The recommendations would be presented before the EU members on Tuesday by European digital chief Andrus Ansip, the report claimed. And even though the recommendations would not have any legal binding on the European Union member countries, the guidance would certainly convey a strong political message and intention of the Commission and could also from the basis for future national legislation in the member countries of the EU.
Here has been increasing pressure from the United States on its European allies to ban Chinese tech giant Huawei from participating in the construction of 5G mobile networks in the countries over concerns of its equipment being used for espionage by Chinese authorities. Such allegations by the US, for which the Chinese firm has already been banned in the US, have been repeatedly and vehemently denied by Huawei. Earlier this month, the firm also filed a law suit against the US government over the ban. 
According to the Reuters report quoting sources, the EU member countries would be asked to make use of tools which are prescribed under the EU directive for security of network and information systems issues - or the NIS directives, which was adopted by the block in 2016 as well as the Cybersecurity Act which has been approved recently.
The sources said, for example, under those acts, it is advised that EU member states would share data and collaborate on impact assessment studies on security risks as well as on the certification for internet-connected devices and 5G equipment.
The Commission will also not say anything about banning of Huawei in Europe and would rather let the individual member countries decide what they want to do about the issue on the basis of their interpretation of their won national security.
“It is a recommendation to enhance exchanges on the security assessment of digital critical infrastructure,” one of the sources was quoted in the report as saying.
The Commission would however also emphasis creating of a common EU approach to the perceived security threats for 5G networks.

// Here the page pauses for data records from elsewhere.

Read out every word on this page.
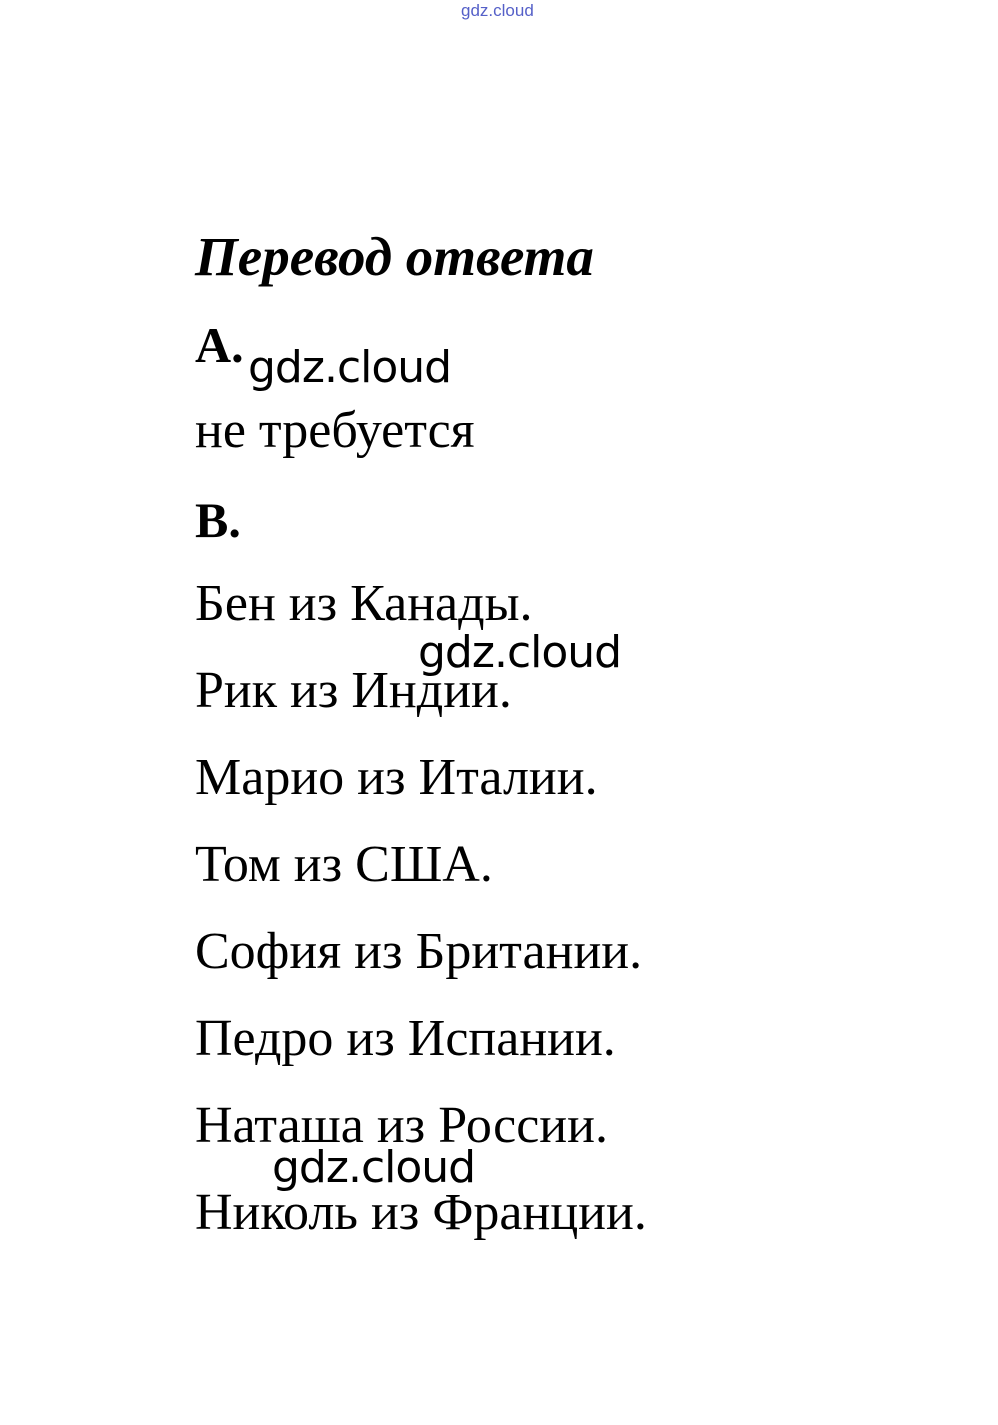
gdz.cloud
Перевод ответа
A.
не требуется
B.
Бен из Канады.
Рик из Индии.
Марио из Италии.
Том из США.
София из Британии.
Педро из Испании.
Наташа из России.
Николь из Франции.
gdz.cloud
gdz.cloud
gdz.cloud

Following a policy of unfettered openness to Chinese investments in Europe, the Commission, the executive arm of the EU, will also recommend a tougher position and policy towards investments and takeovers from China. The country and its companies reportedly own about 70 per cent of the critical raw materials that are a must for manufacturing of high-tech goods in the world.
On Friday, French president Emmanuel Macron said that such measures would resemble a “European awakening” about potential Chinese dominance in Europe. The comment was made by Macron following a first of its kind meeting between EU leaders over the issue of its possible China policy.
Earlier this month, tougher criteria for all telecoms equipment vendors were set by Germany. The new measures did not single out Huawei and were a clear signal of ignoring of US pressure over the issue.